If Russia invades Ukraine, TikTok will see it closely

If Russia invades Ukraine, TikTok will see it closely

On the snow roads near Kursk, tanks and military equipment stop traffic. Videos from across the Russian city — roughly 100 miles from the Ukrainian border — show cars waiting in line to cross train tracks used to transport tanks from one place to another. Dozens of military vehicles were photographed parked together. And shaky footage shows tanks roaring across snowy ground along a busy road. All of these recordings have one thing in common: they were shared on TikTok.

If Russia invades Ukraine, don’t expect TikToks to stop. From small Belarusian villages to industrial Russian towns on the Ukrainian border, as tanks and troops rolled in, locals filmed the scenes on their phones and uploaded what could one day be crucial evidence to social media.

“There’s a lot of data,” says Benjamin Strick, director of investigations at the Center for Information Resiliency (CIR), a nonprofit organization that focuses on countering influence operations. The CIR team, along with other open source researchers, have been busy checking and mapping videos of troop movements in Russia and Belarus for several weeks, painstakingly comparing landmarks in the videos with satellite images and other official data to confirm their authenticity. The CIR map from verified videos charts the movements of military equipment and troops around Ukraine’s eastern flanks. In January, CIR mapped 79 pieces of footage; in february has checked 166 videos so far.

From April 2021 the mobilization of Russian troops is accompanied by reams of digital evidence. They come from a variety of sources, from smartphone footage to high-resolution overhead images captured by commercial satellite companies. Troops, helicopters and military equipment have been spotted on satellite images. But for people on the ground, TikTok has become a key platform for displaying military movements.

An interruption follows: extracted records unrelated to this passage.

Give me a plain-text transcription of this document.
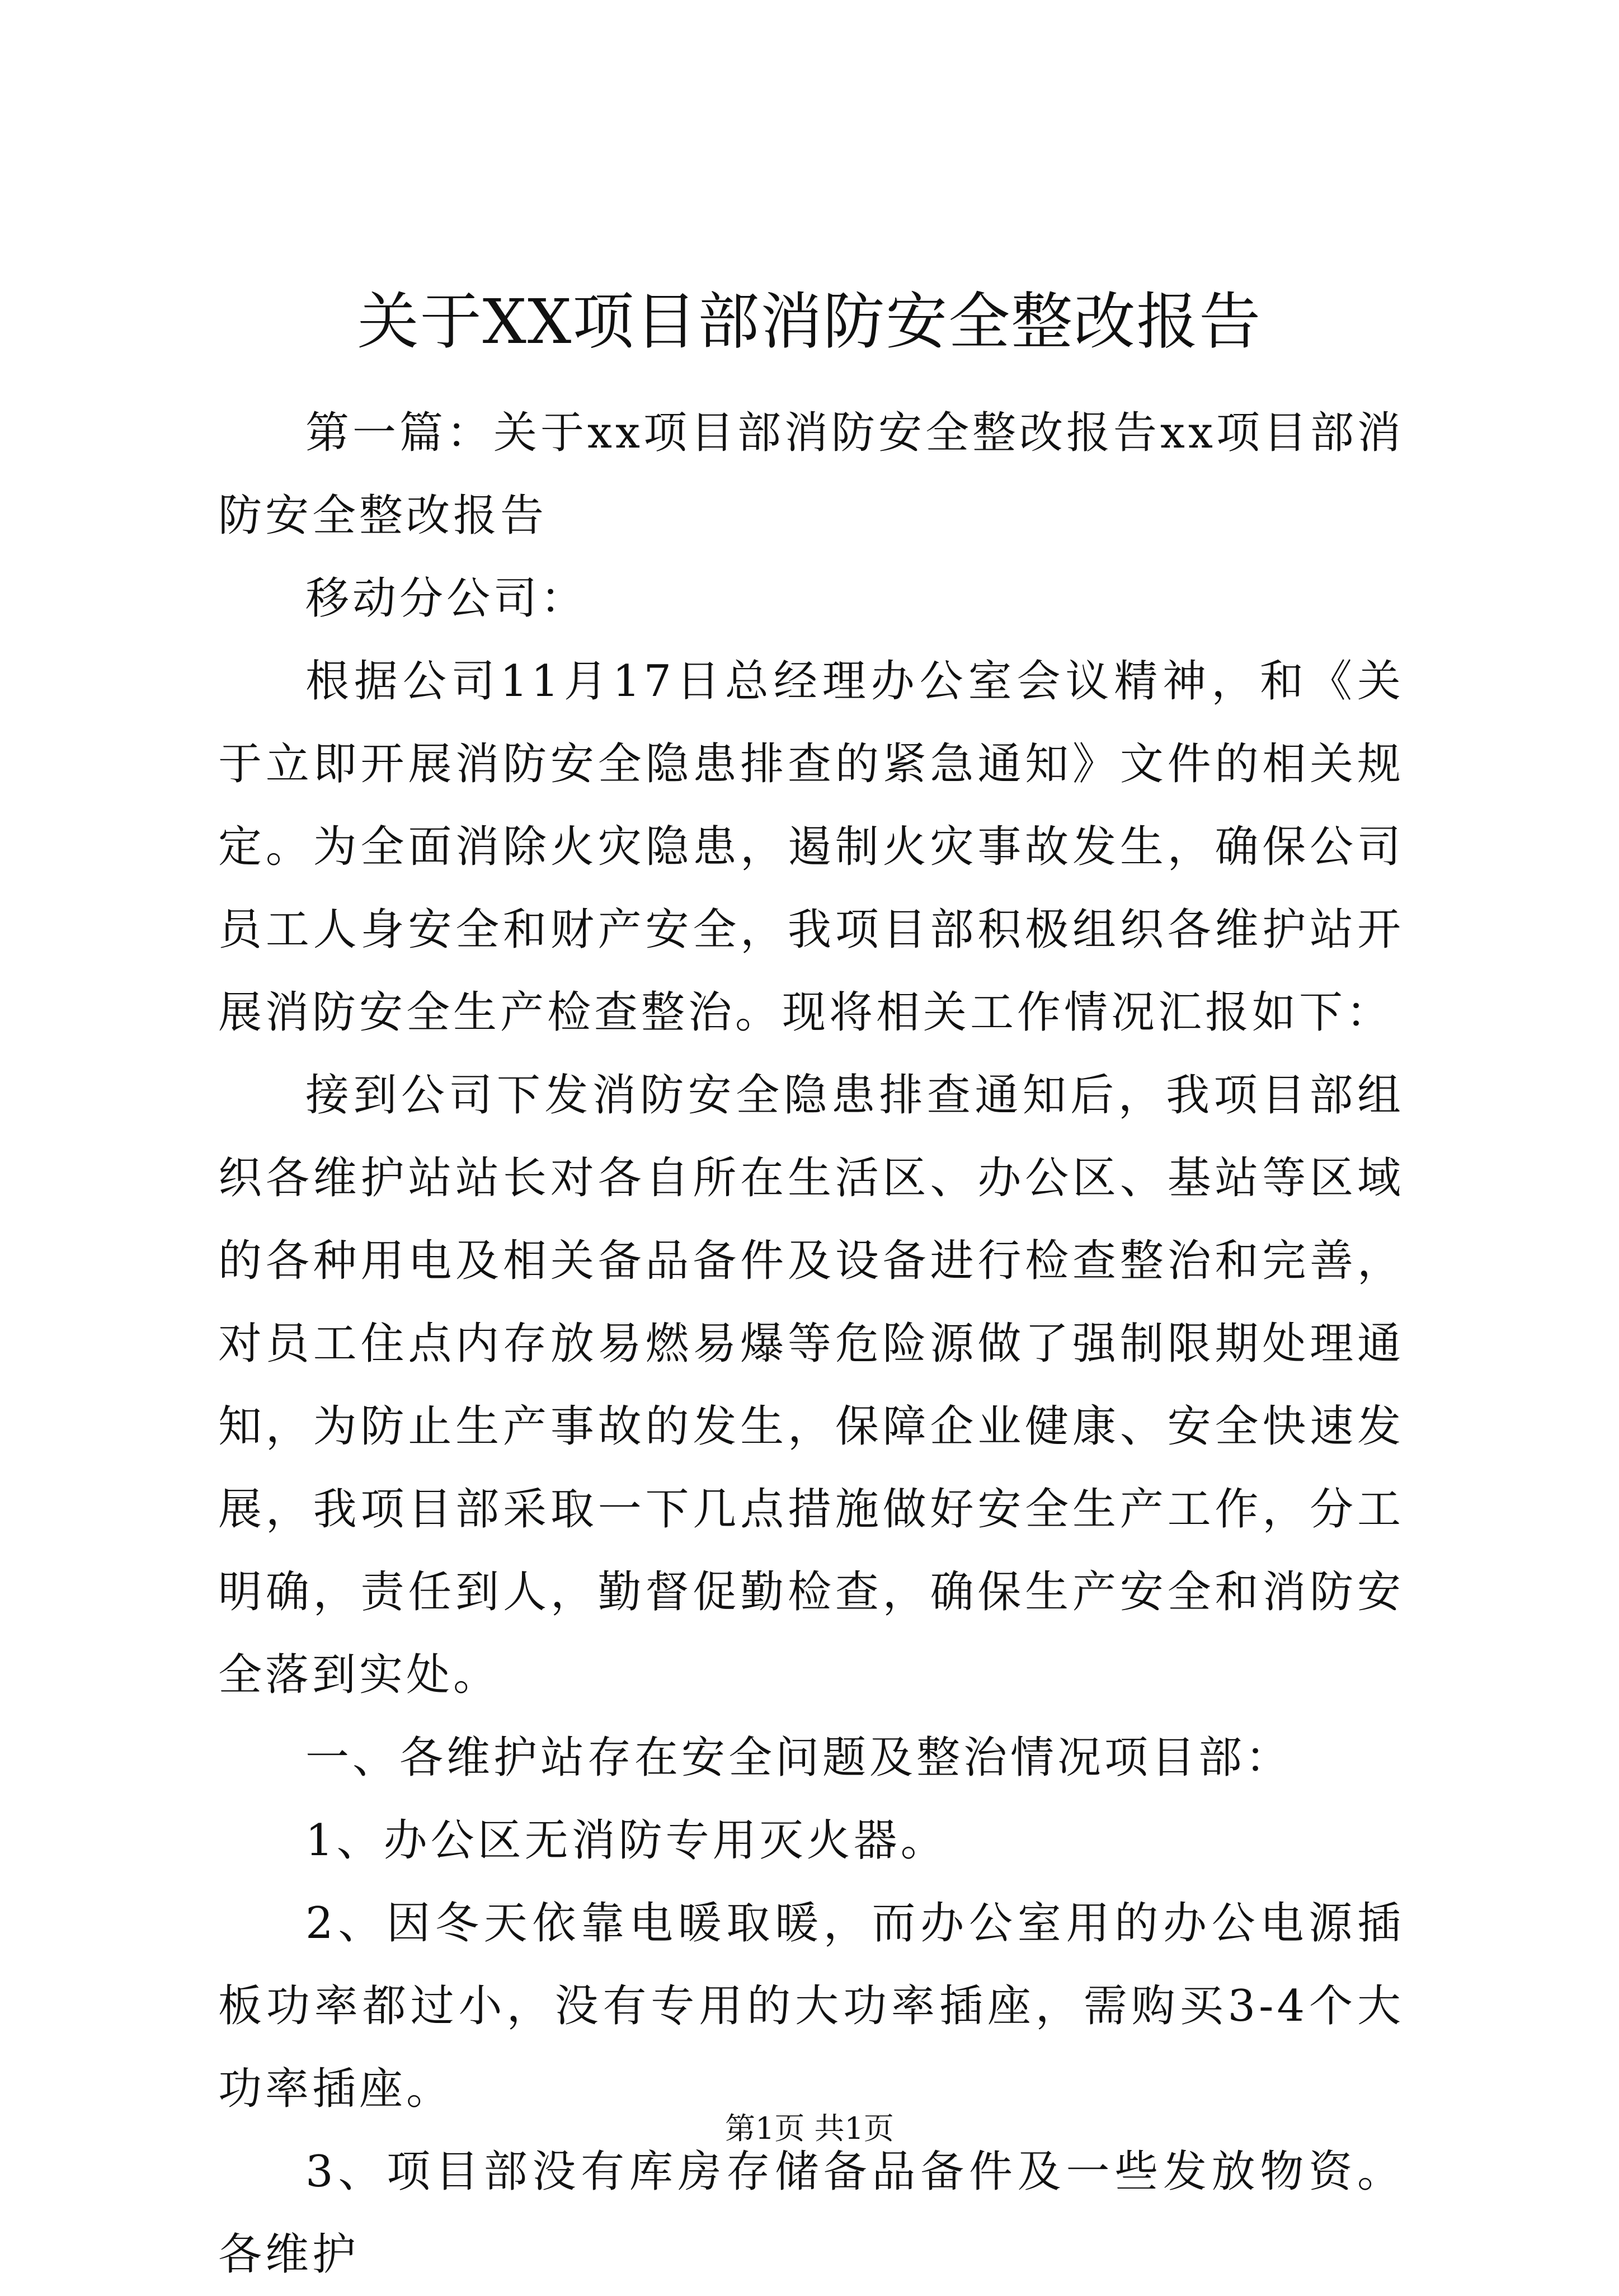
关于XX项目部消防安全整改报告

第一篇：关于xx项目部消防安全整改报告xx项目部消防安全整改报告

移动分公司：

根据公司11月17日总经理办公室会议精神，和《关于立即开展消防安全隐患排查的紧急通知》文件的相关规定。为全面消除火灾隐患，遏制火灾事故发生，确保公司员工人身安全和财产安全，我项目部积极组织各维护站开展消防安全生产检查整治。现将相关工作情况汇报如下：

接到公司下发消防安全隐患排查通知后，我项目部组织各维护站站长对各自所在生活区、办公区、基站等区域的各种用电及相关备品备件及设备进行检查整治和完善，对员工住点内存放易燃易爆等危险源做了强制限期处理通知，为防止生产事故的发生，保障企业健康、安全快速发展，我项目部采取一下几点措施做好安全生产工作，分工明确，责任到人，勤督促勤检查，确保生产安全和消防安全落到实处。

一、各维护站存在安全问题及整治情况项目部：

1、办公区无消防专用灭火器。

2、因冬天依靠电暖取暖，而办公室用的办公电源插板功率都过小，没有专用的大功率插座，需购买3-4个大功率插座。

3、项目部没有库房存储备品备件及一些发放物资。各维护

第1页 共1页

“TikTok is definitely one of the main platforms used to document this,” says Elliott Higgins, founder of the open-source investigative unit Bellingcat, which has been exposing Russian espionage for years. These shots also often end up on Twitter or other social media platforms and join other shots posted there.

TikTok videos from the vicinity of Kursk, the location of which has been confirmed by CIR, provide a snapshot of how powerful open source intelligence, also known as OSINT, has become. Videos contribute to media reports and political discussions. They can be low-quality and poorly framed, but they show exactly what is happening at a certain moment.